This is my fith winter teaching in Kotzebue, Alaska. Each year I teach 17-22 adorable second-graders in a well-equipped classroom at June Nelson Elementary School, which has an enrollment of about 290 (pre-K-5th) students. The kids are predominately Eskimo. School runs from 9am - 3:30pm from mid-August until early May. It's a good job in an interesting location.
Kotzebue is a town of about 3500 people located above the Arctic Circle. It's a regional hub for several outlying villages and has a couple of grocery stores, a bank, two restaurants (both Chinese; run by Koreans), a large hotel, a bed & breakfast, a big hospital, a radio station, one taxi company, and a good airport with three Alaska Airlines flights a day. Two barges come in each year to deliver freight, otherwise freight comes by air, so everything you buy here is double what it would cost elsewhere. The town is a couple miles long and a quarter mile wide.
Kotzebue itself isn't very attractive, but the area is beautiful. The town sits at the end of a small penninsula on land that is frozen most of the year. When it thaws, you can see spots of water everywhere as you fly overhead. Typical tundra. The ocean water freezes in November and starts to thaw in April. Off in the distance to the Northwest, you see some lovely hills; the foothills to the Brooks Range. There is a road that makes an 8-mile circle out of town and back allowing easy access to beach picnic areas and berrypicking .
Most of the people here are Inupiaq Eskimo and live a subsistance lifestyle- hunting, fishing, and berrypicking. At first I didn't notice much "culture," but the longer I'm here the more I'm noticing. One day walking to the post office I saw three dead seals lying on the beach- someones successful hunt. Snow machines and 4-wheelers are more popular than cars, and many people take a cab to get to work when they don't feel like walking.
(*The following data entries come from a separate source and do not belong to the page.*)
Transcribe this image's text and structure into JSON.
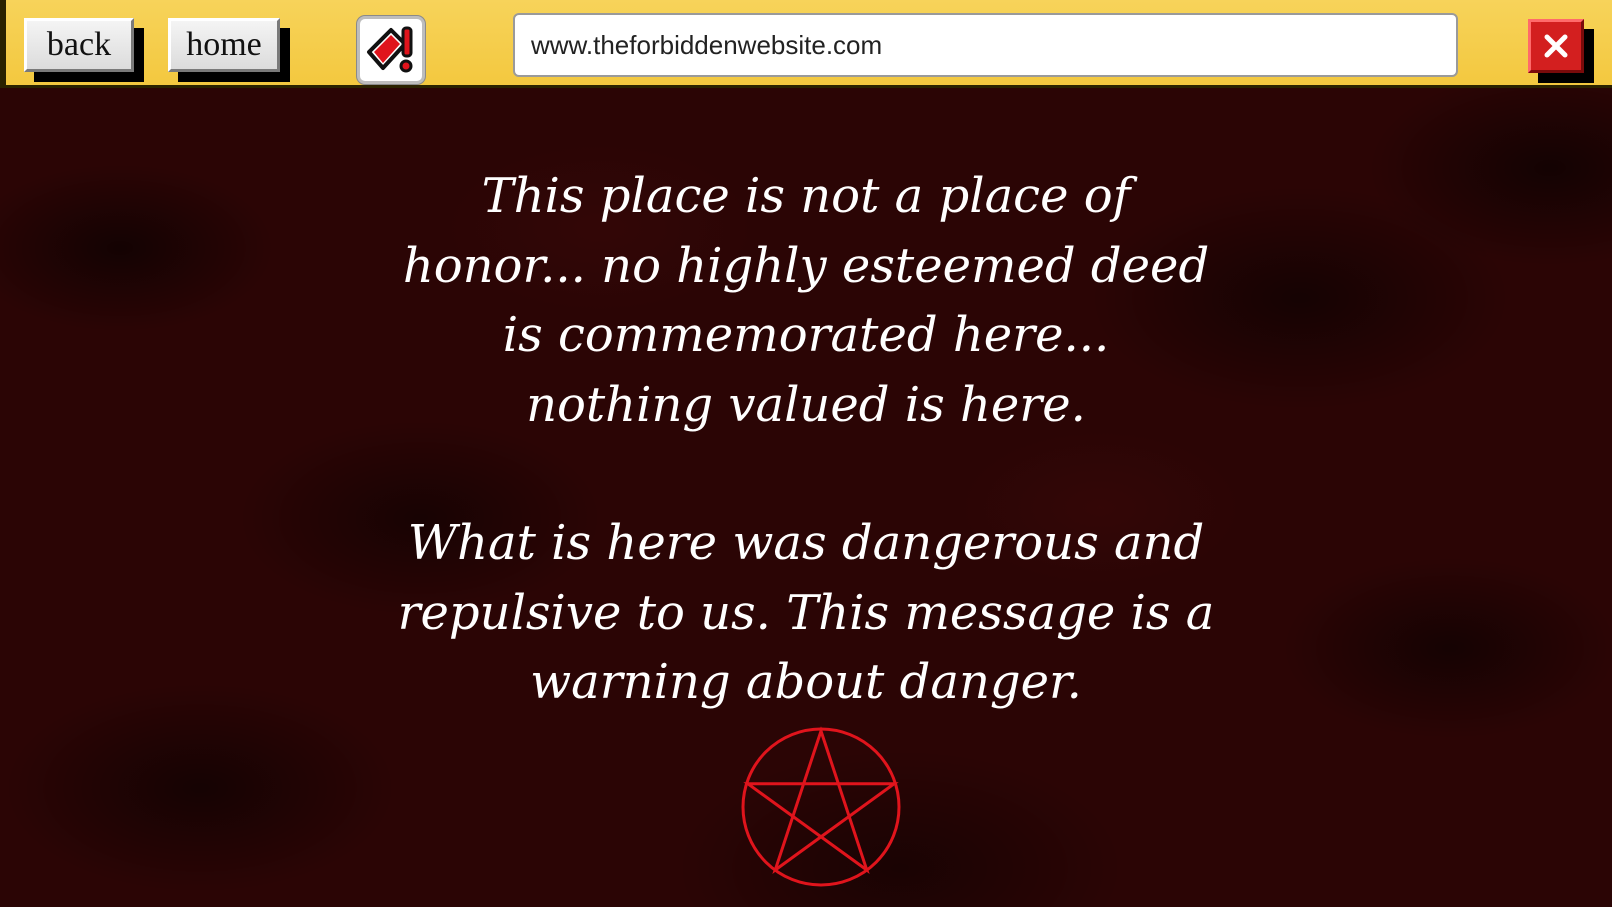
{
  "toolbar": {
    "back_label": "back",
    "home_label": "home",
    "url": "www.theforbiddenwebsite.com",
    "warning_icon": "warning-sign-icon",
    "close_icon": "close-icon"
  },
  "content": {
    "paragraph1_lines": [
      "This place is not a place of",
      "honor... no highly esteemed deed",
      "is commemorated here...",
      "nothing valued is here."
    ],
    "paragraph2_lines": [
      "What is here was dangerous and",
      "repulsive to us. This message is a",
      "warning about danger."
    ],
    "symbol_icon": "pentagram-icon"
  },
  "colors": {
    "toolbar": "#f3c83f",
    "background": "#2b0505",
    "text": "#ffffff",
    "pentagram": "#e0141c",
    "close": "#d31f1f"
  }
}
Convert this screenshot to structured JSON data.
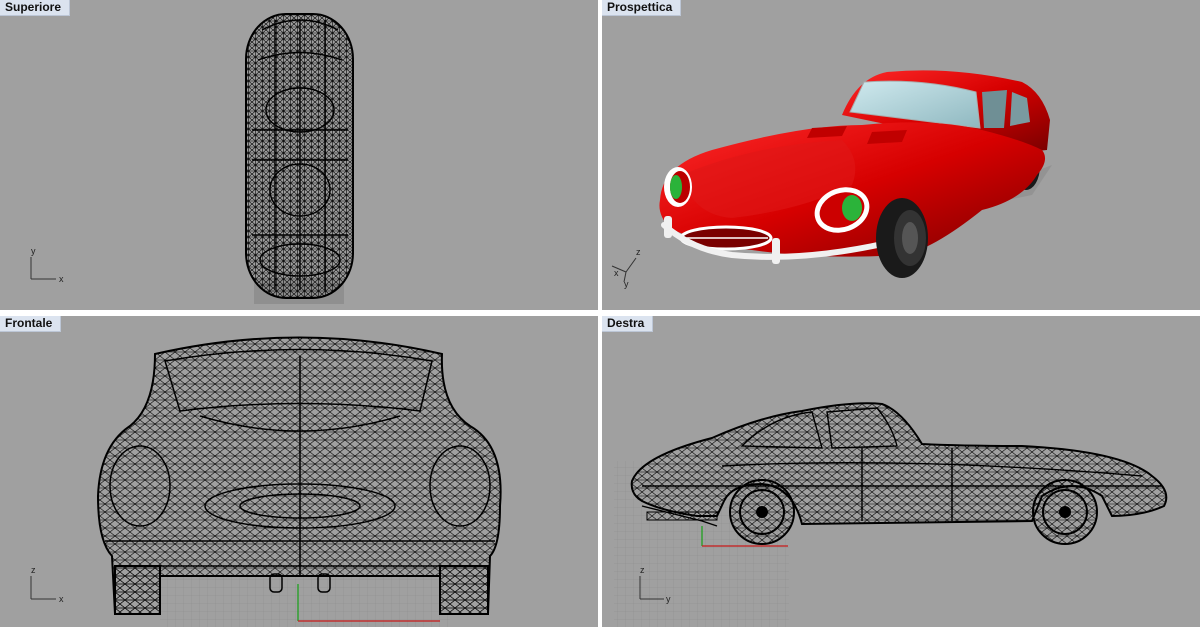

My first two winters I usually took a cab to work on winter mornings then walked home. Now I walk to school and often get a ride home with a co-worker. Cabs cost $6 ($4 for seniors) no matter where you want to go, and they pick up other people on the way. When the cabs stop running, you're in trouble because it means a blizzard is well underway. One winter I tried to walk home in one and made it as far as the hospital where I was stuck for nine hours, just two blocks from home. I learned my lesson: if the cabs aren't running, stay put!
There's a lot of new construction going on. Some of it uses stacked freight containers (pictured here; partially finished). You end up with a lot of small but indestructible rooms. I'm looking forward to seeing one finished.
All in all, I'm enjoying my time here. I miss not living closer to friends and family, but I have a good apartment, great co-workers, great students, and incredible sky-scapes.